Selon le chroniqueur du Washington Post David Ignatius, cette décision pourrait en outre s’avérer contre-productive car elle nourrit les suspicions sur les liens qu’aurait entretenus l’équipe de Donald Trump avec le Kremlin durant la campagne. « Cette affaire a une odeur de Watergate », titre le Daily Beast qui, à l’instar du New York Times et du Washington Post, fustige le caractère nixonien de la décision – faisant référence à ce que les observateurs ont appelé « le massacre du samedi soir » (Saturday Night Massacre), c’est-à-dire la mise à pied, en 1973, par le président Nixon, du procureur spécial Archibald Cox, qui avait provoqué la démission du ministre de la Justice Elliot Richardson et du numéro deux William Ruckelshaus au cours du scandale du Watergate. « En limogeant James Comey, Donald Trump joue avec le feu », titre CNN.

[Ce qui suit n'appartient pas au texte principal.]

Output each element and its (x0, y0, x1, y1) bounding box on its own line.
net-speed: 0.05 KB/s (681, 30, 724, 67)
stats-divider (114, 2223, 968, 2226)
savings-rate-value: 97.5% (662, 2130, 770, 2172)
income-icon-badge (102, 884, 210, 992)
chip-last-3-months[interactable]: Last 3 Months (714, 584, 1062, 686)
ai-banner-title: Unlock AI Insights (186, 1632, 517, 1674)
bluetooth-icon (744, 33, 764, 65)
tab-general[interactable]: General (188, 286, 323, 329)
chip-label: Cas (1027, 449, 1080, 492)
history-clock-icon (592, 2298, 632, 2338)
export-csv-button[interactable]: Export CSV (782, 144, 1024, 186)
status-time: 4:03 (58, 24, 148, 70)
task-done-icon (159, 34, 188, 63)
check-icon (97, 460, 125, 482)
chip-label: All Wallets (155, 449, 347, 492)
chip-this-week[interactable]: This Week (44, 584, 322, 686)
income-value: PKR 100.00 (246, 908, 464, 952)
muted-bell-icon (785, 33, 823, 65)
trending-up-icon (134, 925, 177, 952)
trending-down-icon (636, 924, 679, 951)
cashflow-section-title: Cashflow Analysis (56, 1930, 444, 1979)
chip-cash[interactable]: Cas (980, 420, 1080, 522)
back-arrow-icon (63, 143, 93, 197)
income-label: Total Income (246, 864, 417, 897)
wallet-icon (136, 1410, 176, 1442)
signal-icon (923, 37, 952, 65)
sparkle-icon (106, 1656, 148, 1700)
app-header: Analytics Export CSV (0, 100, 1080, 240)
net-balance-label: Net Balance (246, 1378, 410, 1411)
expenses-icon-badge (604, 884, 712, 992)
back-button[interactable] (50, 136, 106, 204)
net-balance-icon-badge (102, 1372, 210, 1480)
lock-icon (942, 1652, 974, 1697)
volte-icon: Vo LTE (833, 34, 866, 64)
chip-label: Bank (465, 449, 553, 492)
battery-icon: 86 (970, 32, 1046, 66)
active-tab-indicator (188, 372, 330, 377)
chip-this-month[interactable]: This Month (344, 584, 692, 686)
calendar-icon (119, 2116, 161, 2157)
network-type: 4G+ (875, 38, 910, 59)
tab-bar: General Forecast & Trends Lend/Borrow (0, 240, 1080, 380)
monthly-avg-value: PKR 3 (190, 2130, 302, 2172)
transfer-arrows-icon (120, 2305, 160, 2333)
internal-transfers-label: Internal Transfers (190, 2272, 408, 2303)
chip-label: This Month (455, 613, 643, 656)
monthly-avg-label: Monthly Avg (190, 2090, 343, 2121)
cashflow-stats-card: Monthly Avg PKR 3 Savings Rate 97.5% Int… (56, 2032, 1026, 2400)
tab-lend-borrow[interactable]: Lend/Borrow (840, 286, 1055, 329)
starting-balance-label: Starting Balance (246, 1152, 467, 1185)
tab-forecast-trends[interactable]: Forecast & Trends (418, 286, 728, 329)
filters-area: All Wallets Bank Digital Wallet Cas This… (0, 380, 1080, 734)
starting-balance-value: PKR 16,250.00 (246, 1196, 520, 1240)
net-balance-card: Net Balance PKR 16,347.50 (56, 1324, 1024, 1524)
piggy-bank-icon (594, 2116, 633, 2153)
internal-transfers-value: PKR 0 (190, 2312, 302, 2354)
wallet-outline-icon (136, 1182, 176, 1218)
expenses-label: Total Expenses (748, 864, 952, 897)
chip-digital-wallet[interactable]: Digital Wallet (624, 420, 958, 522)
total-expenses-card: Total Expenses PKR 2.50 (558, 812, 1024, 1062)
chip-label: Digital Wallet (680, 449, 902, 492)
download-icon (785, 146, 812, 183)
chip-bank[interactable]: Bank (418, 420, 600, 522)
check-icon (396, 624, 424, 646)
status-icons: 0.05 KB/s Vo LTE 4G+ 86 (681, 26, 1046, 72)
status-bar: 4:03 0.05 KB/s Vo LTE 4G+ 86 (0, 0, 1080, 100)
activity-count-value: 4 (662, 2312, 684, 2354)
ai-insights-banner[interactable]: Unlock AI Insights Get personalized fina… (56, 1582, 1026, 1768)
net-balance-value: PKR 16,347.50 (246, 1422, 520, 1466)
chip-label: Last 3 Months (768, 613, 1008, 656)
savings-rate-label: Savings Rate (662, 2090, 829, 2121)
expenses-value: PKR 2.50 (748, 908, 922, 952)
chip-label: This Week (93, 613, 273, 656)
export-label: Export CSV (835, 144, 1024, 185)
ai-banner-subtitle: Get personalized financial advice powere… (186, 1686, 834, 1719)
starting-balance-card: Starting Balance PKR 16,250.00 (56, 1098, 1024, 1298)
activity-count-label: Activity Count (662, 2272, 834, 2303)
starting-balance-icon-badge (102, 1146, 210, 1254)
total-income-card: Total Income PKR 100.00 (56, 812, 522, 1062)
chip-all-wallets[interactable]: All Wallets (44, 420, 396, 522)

Les titres plus conservateurs se montrent bien plus nuancés et se félicitent même de la décision de Donald Trump de mettre fin aux fonctions de James Comey. Ainsi l’équipe éditoriale du Wall Street Journal, si elle regrette que le président américain ait tardé à prendre cette décision, estime-t-elle « mérité » le limogeage de James Comey qui, selon le quotidien, a enfreint, à ses dépens, les règles de procédure à de multiples reprises dans le cadre de l’affaire des emails d’Hillary Clinton. Le quotidien juge infondées les accusations des libéraux sur une manipulation éventuelle de la Maison-Blanche visant à empêcher la poursuite de l’enquête sur les liens avec la Russie tant cela serait maladroit. Dans la National Review, Andrew McCarthy juge convaincant le rapport de Rod Rosenstein et estime qu’il sera « difficile pour les Démocrates de le contester ».

Selon USA Today, le renvoi de James Comey était en outre « inévitable ». Dans ces circonstances, le quotidien appelle l’administration Trump à nommer un directeur « qui mérite cette fonction davantage que celui qui l’occupait jusqu’à hier ». A ce sujet, le Wall Street Journal énumère une série de candidats potentiels (des anciens membres du ministère de la Justice tels que Larry Thompson, Ken Wainstein ou Mark Filip ; ou des responsables politiques tels que Trey Gowdy, également ancien procureur ; ou encore un choix « moins conventionnel », comme Frances Townsend, conseillère à la sécurité intérieure de George Bush qui travaille désormais pour CNN). « La Maison-Blanche devra choisir un candidat connu pour son intégrité et respecté par le Congrès et les agents du FBI », conclut le quotidien.